New completions methods also have taken center stage. “I’d say when oil first peaked at $1.05 after the third-quarter or early fourth-quarter of last year, this had a very bullish connotation to it,” Chandra said. Many in the industry came to the conclusion that slick water and using a lot of ceramic proppants is the way to go. The current market questions if that were the case, why isn’t the industry as a whole adopting those practices where the positive EUR revisions are?

Shale operators now have much more data than before, he noted. “When I talk to the public companies, they say, ‘It really varies by where we are.’ So there’s not a magic bullet in completion methods.
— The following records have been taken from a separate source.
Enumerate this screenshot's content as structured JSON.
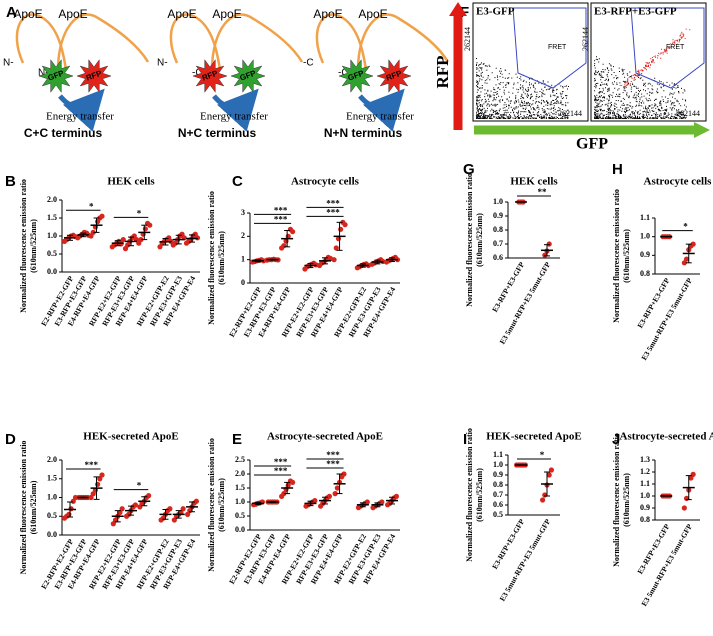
{
  "panel_a": {
    "label": "A",
    "constructs": [
      {
        "title": "C+C terminus",
        "apoe": [
          "ApoE",
          "ApoE"
        ],
        "ends": [
          "N-",
          "N-"
        ],
        "stars": [
          {
            "label": "GFP",
            "color": "#2fa12f"
          },
          {
            "label": "RFP",
            "color": "#e2231a"
          }
        ],
        "transfer": "Energy transfer"
      },
      {
        "title": "N+C terminus",
        "apoe": [
          "ApoE",
          "ApoE"
        ],
        "ends": [
          "N-",
          "-C"
        ],
        "stars": [
          {
            "label": "RFP",
            "color": "#e2231a"
          },
          {
            "label": "GFP",
            "color": "#2fa12f"
          }
        ],
        "transfer": "Energy transfer"
      },
      {
        "title": "N+N terminus",
        "apoe": [
          "ApoE",
          "ApoE"
        ],
        "ends": [
          "-C",
          "-C"
        ],
        "stars": [
          {
            "label": "GFP",
            "color": "#2fa12f"
          },
          {
            "label": "RFP",
            "color": "#e2231a"
          }
        ],
        "transfer": "Energy transfer"
      }
    ]
  },
  "panel_f": {
    "label": "F",
    "y_axis": "RFP",
    "x_axis": "GFP",
    "plots": [
      {
        "title": "E3-GFP",
        "gate": "FRET",
        "x_max": 262144,
        "y_max": 262144
      },
      {
        "title": "E3-RFP+E3-GFP",
        "gate": "FRET",
        "x_max": 262144,
        "y_max": 262144
      }
    ]
  },
  "chart_data": [
    {
      "type": "dotplot",
      "panel": "B",
      "title": "HEK cells",
      "y_label": [
        "Normalized fluorescence emission ratio",
        "(610nm/525nm)"
      ],
      "categories": [
        "E2-RFP+E2-GFP",
        "E3-RFP+E3-GFP",
        "E4-RFP+E4-GFP",
        "RFP-E2+E2-GFP",
        "RFP-E3+E3-GFP",
        "RFP-E4+E4-GFP",
        "RFP-E2+GFP-E2",
        "RFP-E3+GFP-E3",
        "RFP-E4+GFP-E4"
      ],
      "points": [
        [
          0.85,
          0.9,
          0.95,
          1.0,
          1.02,
          0.98
        ],
        [
          0.95,
          1.0,
          1.05,
          1.1,
          1.08,
          1.02
        ],
        [
          1.0,
          1.1,
          1.25,
          1.4,
          1.5,
          1.55
        ],
        [
          0.7,
          0.75,
          0.8,
          0.85,
          0.78,
          0.9
        ],
        [
          0.65,
          0.75,
          0.85,
          0.95,
          1.0,
          0.9
        ],
        [
          0.8,
          0.9,
          1.05,
          1.2,
          1.35,
          1.3
        ],
        [
          0.7,
          0.8,
          0.85,
          0.9,
          0.95,
          0.85
        ],
        [
          0.75,
          0.8,
          0.9,
          1.0,
          1.05,
          0.95
        ],
        [
          0.8,
          0.85,
          0.9,
          1.0,
          1.05,
          0.95
        ]
      ],
      "means": [
        0.95,
        1.03,
        1.3,
        0.8,
        0.85,
        1.1,
        0.84,
        0.9,
        0.93
      ],
      "errors": [
        0.07,
        0.05,
        0.2,
        0.07,
        0.12,
        0.2,
        0.09,
        0.12,
        0.1
      ],
      "point_color": "#d7261e",
      "ylim": [
        0,
        2
      ],
      "yticks": [
        {
          "value": 0,
          "label": "0.0"
        },
        {
          "value": 0.5,
          "label": "0.5"
        },
        {
          "value": 1,
          "label": "1.0"
        },
        {
          "value": 1.5,
          "label": "1.5"
        },
        {
          "value": 2,
          "label": "2.0"
        }
      ],
      "significance": [
        {
          "text": "*",
          "from": 0,
          "to": 2
        },
        {
          "text": "*",
          "from": 3,
          "to": 5
        }
      ]
    },
    {
      "type": "dotplot",
      "panel": "C",
      "title": "Astrocyte cells",
      "y_label": [
        "Normalized fluorescence emission ratio",
        "(610nm/525nm)"
      ],
      "categories": [
        "E2-RFP+E2-GFP",
        "E3-RFP+E3-GFP",
        "E4-RFP+E4-GFP",
        "RFP-E2+E2-GFP",
        "RFP-E3+E3-GFP",
        "RFP-E4+E4-GFP",
        "RFP-E2+GFP-E2",
        "RFP-E3+GFP-E3",
        "RFP-E4+GFP-E4"
      ],
      "points": [
        [
          0.9,
          0.92,
          0.95,
          0.97,
          1.0,
          0.95
        ],
        [
          0.98,
          1.0,
          1.0,
          1.02,
          1.0,
          0.99
        ],
        [
          1.5,
          1.6,
          1.8,
          2.0,
          2.3,
          2.2
        ],
        [
          0.6,
          0.7,
          0.75,
          0.8,
          0.85,
          0.78
        ],
        [
          0.75,
          0.85,
          0.9,
          1.0,
          1.1,
          1.05
        ],
        [
          1.0,
          1.5,
          1.9,
          2.3,
          2.6,
          2.5
        ],
        [
          0.65,
          0.7,
          0.75,
          0.8,
          0.82,
          0.75
        ],
        [
          0.8,
          0.85,
          0.9,
          0.95,
          1.0,
          0.92
        ],
        [
          0.9,
          0.95,
          1.0,
          1.05,
          1.1,
          1.0
        ]
      ],
      "means": [
        0.95,
        1.0,
        1.9,
        0.75,
        0.95,
        2.0,
        0.75,
        0.9,
        1.0
      ],
      "errors": [
        0.04,
        0.02,
        0.35,
        0.09,
        0.13,
        0.6,
        0.07,
        0.08,
        0.08
      ],
      "point_color": "#d7261e",
      "ylim": [
        0,
        3
      ],
      "yticks": [
        0,
        1,
        2,
        3
      ],
      "significance": [
        {
          "text": "***",
          "from": 0,
          "to": 2
        },
        {
          "text": "***",
          "from": 0,
          "to": 2
        },
        {
          "text": "***",
          "from": 3,
          "to": 5
        },
        {
          "text": "***",
          "from": 3,
          "to": 5
        }
      ]
    },
    {
      "type": "dotplot",
      "panel": "G",
      "title": "HEK cells",
      "y_label": [
        "Normalized fluorescence emission ratio",
        "(610nm/525nm)"
      ],
      "categories": [
        "E3-RFP+E3-GFP",
        "E3 5mut-RFP+E3 5mut-GFP"
      ],
      "points": [
        [
          1.0,
          1.0,
          1.0
        ],
        [
          0.62,
          0.65,
          0.7
        ]
      ],
      "means": [
        1.0,
        0.655
      ],
      "errors": [
        0,
        0.04
      ],
      "point_color": "#d7261e",
      "ylim": [
        0.6,
        1.0
      ],
      "yticks": [
        0.6,
        0.7,
        0.8,
        0.9,
        {
          "value": 1.0,
          "label": "1.0"
        }
      ],
      "significance": [
        {
          "text": "**",
          "from": 0,
          "to": 1
        }
      ]
    },
    {
      "type": "dotplot",
      "panel": "H",
      "title": "Astrocyte cells",
      "y_label": [
        "Normalized fluorescence emission ratio",
        "(610nm/525nm)"
      ],
      "categories": [
        "E3-RFP+E3-GFP",
        "E3 5mut-RFP+E3 5mut-GFP"
      ],
      "points": [
        [
          1.0,
          1.0,
          1.0,
          1.0
        ],
        [
          0.86,
          0.88,
          0.93,
          0.95,
          0.96
        ]
      ],
      "means": [
        1.0,
        0.91
      ],
      "errors": [
        0,
        0.05
      ],
      "point_color": "#d7261e",
      "ylim": [
        0.8,
        1.1
      ],
      "yticks": [
        0.8,
        0.9,
        {
          "value": 1.0,
          "label": "1.0"
        },
        1.1
      ],
      "significance": [
        {
          "text": "*",
          "from": 0,
          "to": 1
        }
      ]
    },
    {
      "type": "dotplot",
      "panel": "D",
      "title": "HEK-secreted ApoE",
      "y_label": [
        "Normalized fluorescence emission ratio",
        "(610nm/525nm)"
      ],
      "categories": [
        "E2-RFP+E2-GFP",
        "E3-RFP+E3-GFP",
        "E4-RFP+E4-GFP",
        "RFP-E2+E2-GFP",
        "RFP-E3+E3-GFP",
        "RFP-E4+E4-GFP",
        "RFP-E2+GFP-E2",
        "RFP-E3+GFP-E3",
        "RFP-E4+GFP-E4"
      ],
      "points": [
        [
          0.45,
          0.5,
          0.55,
          0.7,
          0.9,
          1.0
        ],
        [
          1.0,
          1.0,
          1.0,
          1.0,
          1.0
        ],
        [
          1.0,
          1.1,
          1.2,
          1.35,
          1.5,
          1.6
        ],
        [
          0.3,
          0.4,
          0.5,
          0.6,
          0.7
        ],
        [
          0.5,
          0.55,
          0.65,
          0.75,
          0.8
        ],
        [
          0.75,
          0.85,
          0.9,
          1.0,
          1.05
        ],
        [
          0.4,
          0.45,
          0.55,
          0.65,
          0.7
        ],
        [
          0.4,
          0.5,
          0.55,
          0.6,
          0.7
        ],
        [
          0.55,
          0.65,
          0.75,
          0.85,
          0.9
        ]
      ],
      "means": [
        0.68,
        1.0,
        1.25,
        0.5,
        0.65,
        0.9,
        0.55,
        0.55,
        0.75
      ],
      "errors": [
        0.2,
        0.01,
        0.3,
        0.15,
        0.12,
        0.12,
        0.13,
        0.1,
        0.13
      ],
      "point_color": "#d7261e",
      "ylim": [
        0,
        2
      ],
      "yticks": [
        {
          "value": 0,
          "label": "0.0"
        },
        {
          "value": 0.5,
          "label": "0.5"
        },
        {
          "value": 1,
          "label": "1.0"
        },
        {
          "value": 1.5,
          "label": "1.5"
        },
        {
          "value": 2,
          "label": "2.0"
        }
      ],
      "significance": [
        {
          "text": "***",
          "from": 0,
          "to": 2
        },
        {
          "text": "*",
          "from": 3,
          "to": 5
        }
      ]
    },
    {
      "type": "dotplot",
      "panel": "E",
      "title": "Astrocyte-secreted ApoE",
      "y_label": [
        "Normalized fluorescence emission ratio",
        "(610nm/525nm)"
      ],
      "categories": [
        "E2-RFP+E2-GFP",
        "E3-RFP+E3-GFP",
        "E4-RFP+E4-GFP",
        "RFP-E2+E2-GFP",
        "RFP-E3+E3-GFP",
        "RFP-E4+E4-GFP",
        "RFP-E2+GFP-E2",
        "RFP-E3+GFP-E3",
        "RFP-E4+GFP-E4"
      ],
      "points": [
        [
          0.9,
          0.92,
          0.95,
          0.97,
          1.0
        ],
        [
          1.0,
          1.0,
          1.0,
          1.0,
          1.0
        ],
        [
          1.2,
          1.3,
          1.45,
          1.6,
          1.75,
          1.7
        ],
        [
          0.85,
          0.9,
          0.95,
          1.0,
          1.05
        ],
        [
          0.85,
          0.95,
          1.05,
          1.15,
          1.2
        ],
        [
          1.3,
          1.5,
          1.7,
          1.9,
          2.0
        ],
        [
          0.8,
          0.85,
          0.9,
          0.95,
          1.0
        ],
        [
          0.8,
          0.85,
          0.9,
          0.95,
          1.0
        ],
        [
          0.9,
          0.95,
          1.05,
          1.15,
          1.2
        ]
      ],
      "means": [
        0.95,
        1.0,
        1.5,
        0.95,
        1.05,
        1.65,
        0.9,
        0.9,
        1.05
      ],
      "errors": [
        0.04,
        0.02,
        0.2,
        0.08,
        0.12,
        0.35,
        0.07,
        0.07,
        0.12
      ],
      "point_color": "#d7261e",
      "ylim": [
        0,
        2.5
      ],
      "yticks": [
        {
          "value": 0,
          "label": "0.0"
        },
        {
          "value": 0.5,
          "label": "0.5"
        },
        {
          "value": 1,
          "label": "1.0"
        },
        {
          "value": 1.5,
          "label": "1.5"
        },
        {
          "value": 2,
          "label": "2.0"
        },
        2.5
      ],
      "significance": [
        {
          "text": "***",
          "from": 0,
          "to": 2
        },
        {
          "text": "***",
          "from": 0,
          "to": 2
        },
        {
          "text": "***",
          "from": 3,
          "to": 5
        },
        {
          "text": "***",
          "from": 3,
          "to": 5
        }
      ]
    },
    {
      "type": "dotplot",
      "panel": "I",
      "title": "HEK-secreted ApoE",
      "y_label": [
        "Normalized fluorescence emission ratio",
        "(610nm/525nm)"
      ],
      "categories": [
        "E3-RFP+E3-GFP",
        "E3 5mut-RFP+E3 5mut-GFP"
      ],
      "points": [
        [
          1.0,
          1.0,
          1.0,
          1.0,
          1.0
        ],
        [
          0.65,
          0.7,
          0.8,
          0.9,
          0.95
        ]
      ],
      "means": [
        1.0,
        0.81
      ],
      "errors": [
        0,
        0.12
      ],
      "point_color": "#d7261e",
      "ylim": [
        0.5,
        1.1
      ],
      "yticks": [
        0.5,
        0.6,
        0.7,
        0.8,
        0.9,
        {
          "value": 1.0,
          "label": "1.0"
        },
        1.1
      ],
      "significance": [
        {
          "text": "*",
          "from": 0,
          "to": 1
        }
      ]
    },
    {
      "type": "dotplot",
      "panel": "J",
      "title": "Astrocyte-secreted ApoE",
      "y_label": [
        "Normalized fluorescence emission ratio",
        "(610nm/525nm)"
      ],
      "categories": [
        "E3-RFP+E3-GFP",
        "E3 5mut-RFP+E3 5mut-GFP"
      ],
      "points": [
        [
          1.0,
          1.0,
          1.0,
          1.0
        ],
        [
          0.9,
          0.98,
          1.05,
          1.15,
          1.18
        ]
      ],
      "means": [
        1.0,
        1.07
      ],
      "errors": [
        0,
        0.1
      ],
      "point_color": "#d7261e",
      "ylim": [
        0.8,
        1.3
      ],
      "yticks": [
        0.8,
        0.9,
        {
          "value": 1.0,
          "label": "1.0"
        },
        1.1,
        1.2,
        1.3
      ],
      "significance": []
    }
  ]
}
I think in the third-quarter, the market was of the mind that there was a magic bullet and that there was a step-change evolution in completion technology.” A gap exists between expectation and perception and the reality of the situation, he added.

“As far as EUR changes go, most of our companies have not changed their EURs,” Chandra said. He pointed to the viewpoints of Dr. John Lee of the University of Houston, who specializes in EUR and the new tools the U.S. Securities and Exchange Commission is allowing in the estimation of EURs. Some of the predominant models used in corporate presentations are decline-rate models that, according to Chandra, are inaccurate in Dr. Lee’s view. A lot more horsepower, Chandra said, is needed behind those calculations.

“[Dr. Lee’s] view is, of course, [during] the first six months of production, forget it. The reservoir’s not really talking to you,” Chandra said. Beyond that point, companies need to get a deliberate EUR estimation—looking at parent wells and monitoring bottomhole pressure.

“Companies are doing that now,” he said. “Those data are coming out. So if they’re not tweaking EURs every 90 days, I think that’s great. However, from a very meat-hungry market that needs to be fed constantly, that is something that’s sort of put the pause on things.”

Resource maturity also provides much fuel for discussion these days. “Resource maturity is not when production peaks. Resource maturity is when the number of locations that are priced into the equity peaks,” Chandra said.

A large runway of future locations that are unbooked—vs. unproduced—is needed and must be looked at from a capital efficiency point of view. In that case, “my number goes down, my asset value goes up, and I have a step-change in equity value,” he said. “Those are the things the market is looking for, and those are the things we’re looking for.”